Even though the outcomes are quite encouraging, the authors are still compelled to admit some limitations. Variations in wound features, the occurrence of other diseases in patients, and the duration of diabetes may influence wound healing and thereby complicate the comparison of this study's results with those of other studies. In addition, a control group treated with only standard wound care is not available; thus, it is not possible to make definite statements about the comparative effectiveness of the treatment. However, the current results' consistency with the evidence from rigorously conducted randomized controlled trials, systematic reviews, and real, world studies, thus, confirming the present findings' confidence (9-11, 15).
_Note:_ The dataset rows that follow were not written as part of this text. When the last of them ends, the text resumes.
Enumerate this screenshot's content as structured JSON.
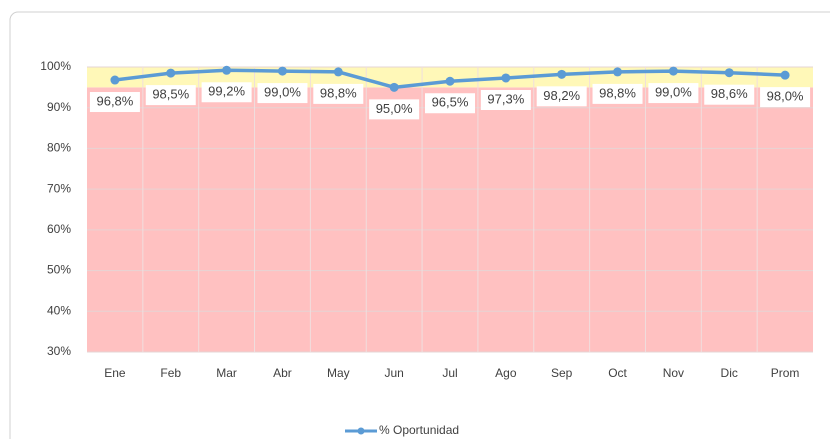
{
  "chart_data": {
    "type": "line",
    "categories": [
      "Ene",
      "Feb",
      "Mar",
      "Abr",
      "May",
      "Jun",
      "Jul",
      "Ago",
      "Sep",
      "Oct",
      "Nov",
      "Dic",
      "Prom"
    ],
    "series": [
      {
        "name": "% Oportunidad",
        "color": "#5b9bd5",
        "values": [
          96.8,
          98.5,
          99.2,
          99.0,
          98.8,
          95.0,
          96.5,
          97.3,
          98.2,
          98.8,
          99.0,
          98.6,
          98.0
        ],
        "value_labels": [
          "96,8%",
          "98,5%",
          "99,2%",
          "99,0%",
          "98,8%",
          "95,0%",
          "96,5%",
          "97,3%",
          "98,2%",
          "98,8%",
          "99,0%",
          "98,6%",
          "98,0%"
        ]
      }
    ],
    "ylim": [
      30,
      100
    ],
    "yticks": [
      {
        "value": 30,
        "label": "30%"
      },
      {
        "value": 40,
        "label": "40%"
      },
      {
        "value": 50,
        "label": "50%"
      },
      {
        "value": 60,
        "label": "60%"
      },
      {
        "value": 70,
        "label": "70%"
      },
      {
        "value": 80,
        "label": "80%"
      },
      {
        "value": 90,
        "label": "90%"
      },
      {
        "value": 100,
        "label": "100%"
      }
    ],
    "bands": [
      {
        "from": 30,
        "to": 95,
        "color": "#ffc1c1"
      },
      {
        "from": 95,
        "to": 100,
        "color": "#fff8b8"
      }
    ],
    "grid": true,
    "legend": "bottom"
  }
}
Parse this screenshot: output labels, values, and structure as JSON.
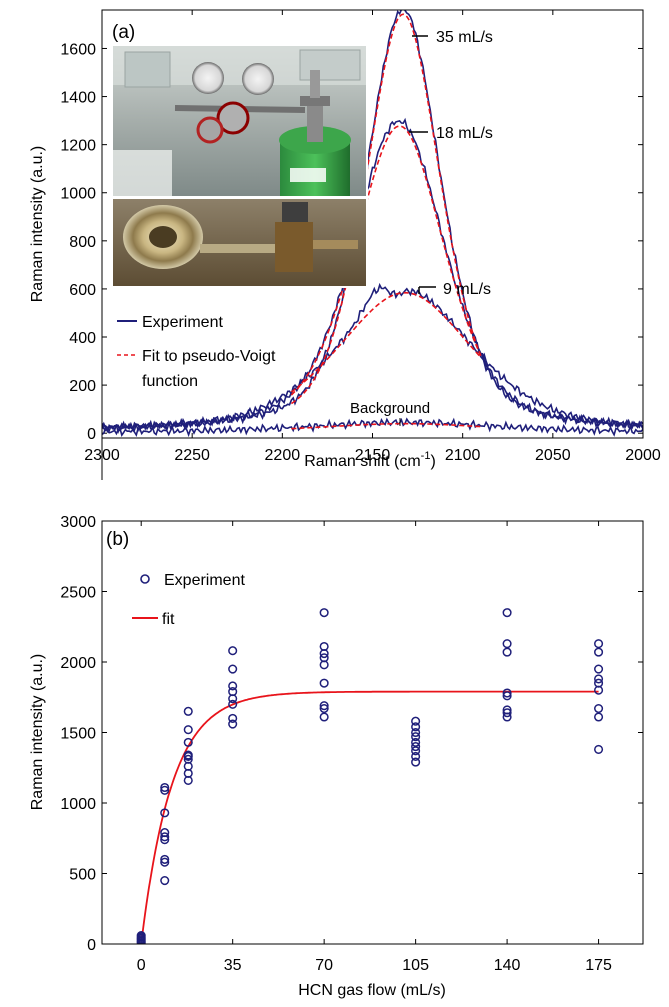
{
  "chart_data": [
    {
      "type": "line",
      "panel_label": "(a)",
      "xlabel": "Raman shift (cm",
      "xlabel_sup": "-1",
      "xlabel_end": ")",
      "ylabel": "Raman intensity (a.u.)",
      "xlim": [
        2300,
        2000
      ],
      "x_reversed": true,
      "ylim": [
        -20,
        1760
      ],
      "xticks": [
        2300,
        2250,
        2200,
        2150,
        2100,
        2050,
        2000
      ],
      "yticks": [
        0,
        200,
        400,
        600,
        800,
        1000,
        1200,
        1400,
        1600
      ],
      "legend": [
        {
          "label": "Experiment",
          "style": "solid",
          "color": "#1f1f7a"
        },
        {
          "label": "Fit to pseudo-Voigt",
          "label2": "function",
          "style": "dashed",
          "color": "#e8141b"
        }
      ],
      "legend_position": "middle-left",
      "inset_photos": [
        "gas-cylinder-regulator-photo",
        "gas-nozzle-valve-photo"
      ],
      "peaks": [
        {
          "flow_label": "35 mL/s",
          "center": 2133,
          "height": 1760,
          "width": 25
        },
        {
          "flow_label": "18 mL/s",
          "center": 2135,
          "height": 1290,
          "width": 30
        },
        {
          "flow_label": "9 mL/s",
          "center": 2132,
          "height": 590,
          "width": 45
        },
        {
          "flow_label": "Background",
          "center": 2132,
          "height": 40,
          "width": 60
        }
      ],
      "fit_range": [
        2195,
        2090
      ],
      "series_color_experiment": "#1f1f7a",
      "series_color_fit": "#e8141b"
    },
    {
      "type": "scatter",
      "panel_label": "(b)",
      "xlabel": "HCN gas flow (mL/s)",
      "ylabel": "Raman intensity (a.u.)",
      "xlim": [
        -15,
        192
      ],
      "ylim": [
        0,
        3000
      ],
      "xticks": [
        0,
        35,
        70,
        105,
        140,
        175
      ],
      "yticks": [
        0,
        500,
        1000,
        1500,
        2000,
        2500,
        3000
      ],
      "legend": [
        {
          "label": "Experiment",
          "marker": "circle",
          "color": "#1f1f7a"
        },
        {
          "label": "fit",
          "style": "solid",
          "color": "#e8141b"
        }
      ],
      "legend_position": "top-left",
      "points": [
        {
          "x": 0,
          "ys": [
            10,
            20,
            30,
            40,
            50,
            60
          ]
        },
        {
          "x": 9,
          "ys": [
            450,
            580,
            600,
            740,
            760,
            790,
            930,
            1090,
            1110
          ]
        },
        {
          "x": 18,
          "ys": [
            1160,
            1210,
            1260,
            1310,
            1330,
            1340,
            1430,
            1520,
            1650
          ]
        },
        {
          "x": 35,
          "ys": [
            1560,
            1600,
            1700,
            1740,
            1790,
            1830,
            1950,
            2080
          ]
        },
        {
          "x": 70,
          "ys": [
            1610,
            1670,
            1690,
            1850,
            1980,
            2030,
            2060,
            2110,
            2350
          ]
        },
        {
          "x": 105,
          "ys": [
            1290,
            1330,
            1370,
            1400,
            1430,
            1470,
            1500,
            1540,
            1580
          ]
        },
        {
          "x": 140,
          "ys": [
            1610,
            1640,
            1660,
            1760,
            1780,
            2070,
            2130,
            2350
          ]
        },
        {
          "x": 175,
          "ys": [
            1380,
            1610,
            1670,
            1800,
            1850,
            1880,
            1950,
            2070,
            2130
          ]
        }
      ],
      "fit": {
        "ymax": 1790,
        "rate": 0.085
      }
    }
  ]
}
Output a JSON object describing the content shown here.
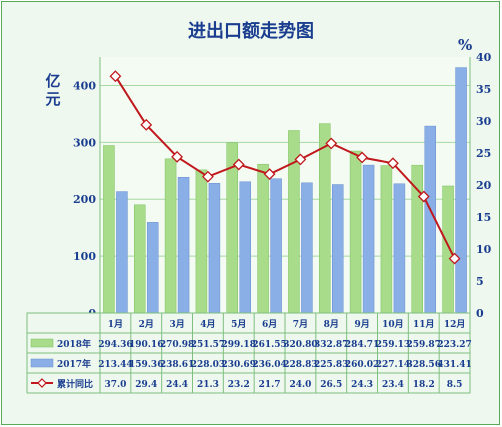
{
  "chart_data": {
    "type": "bar",
    "title": "进出口额走势图",
    "ylabel_left": "亿元",
    "ylabel_right": "%",
    "categories": [
      "1月",
      "2月",
      "3月",
      "4月",
      "5月",
      "6月",
      "7月",
      "8月",
      "9月",
      "10月",
      "11月",
      "12月"
    ],
    "series": [
      {
        "name": "2018年",
        "type": "bar",
        "color": "#a8dc8a",
        "values": [
          294.36,
          190.16,
          270.98,
          251.57,
          299.18,
          261.55,
          320.8,
          332.87,
          284.71,
          259.13,
          259.87,
          223.27
        ]
      },
      {
        "name": "2017年",
        "type": "bar",
        "color": "#8aaee6",
        "values": [
          213.44,
          159.36,
          238.61,
          228.03,
          230.69,
          236.04,
          228.83,
          225.83,
          260.02,
          227.14,
          328.56,
          431.41
        ]
      },
      {
        "name": "累计同比",
        "type": "line",
        "axis": "right",
        "color": "#c0181c",
        "values": [
          37.0,
          29.4,
          24.4,
          21.3,
          23.2,
          21.7,
          24.0,
          26.5,
          24.3,
          23.4,
          18.2,
          8.5
        ]
      }
    ],
    "ylim_left": [
      0,
      450
    ],
    "yticks_left": [
      0,
      100,
      200,
      300,
      400
    ],
    "ylim_right": [
      0,
      40
    ],
    "yticks_right": [
      0,
      5,
      10,
      15,
      20,
      25,
      30,
      35,
      40
    ],
    "grid": true,
    "table_below": true
  }
}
The research outcomes basically give the green light to the use of negative pressure wound therapy as a safe and efficient method that can be additionally employed in the surgical treatment of diabetic foot ulcers. Along with surgical debridement, control of blood sugar and good follow, up, NPWT is definitely capable of making a very significant change in wound healing, it can shrink the wound load and it can serve as a device for limb rescue. Besides, more large, scale randomized trials with standard outcome measures are required to clarify the treatment regimens more and to determine which patients will benefit most clinically to the greatest extent.
CONCLUSION
One cannot question the positive and reliable manner, in which negative pressure wound therapy (NPWT) is, often, the surgical treatment instrument for diabetic foot ulcers, the case. The result of the study to a great extent demonstrates that the healing of the wound is significantly influenced by the use of NPWT as this is evidenced by the steady reduction of the wound size, marked intensification of granulation tissue, and a big number of wounds getting either completely closed or in a condition suitable for the second surgical intervention. Therefore, a patient has an excellent recovery possibility with a low number of complications if, after adequately cleansing the wound surgically, NPWT is applied together with good glycemic control and infection management. The patient agreed with the treatment, and it consisted only of a low rate of minor, self, resolving side effects, which confirms its safety in regular clinical practice. To begin with, the findings of this study substantially align with the evidence from randomized controlled trials, real, world studies, and mechanistic studies, thus, indicating that the role of NPWT was that which ultimately led to the improvement of the healing process in the cases of chronic diabetic foot ulcers. In patients with diabetic foot ulcers, the implementation negative pressure wound therapy in the regimen of standard surgical wound care may be instrumental in the reduction of the healing time, the reduction of the wound, related morbidity, and the increase of the limb salvage rates. It is necessary to conduct further research with larger sample sizes and comparative designs in order to clarify treatment strategies and facilitate the development of standard guidelines for the use of NPWT in the group of patients at high risk.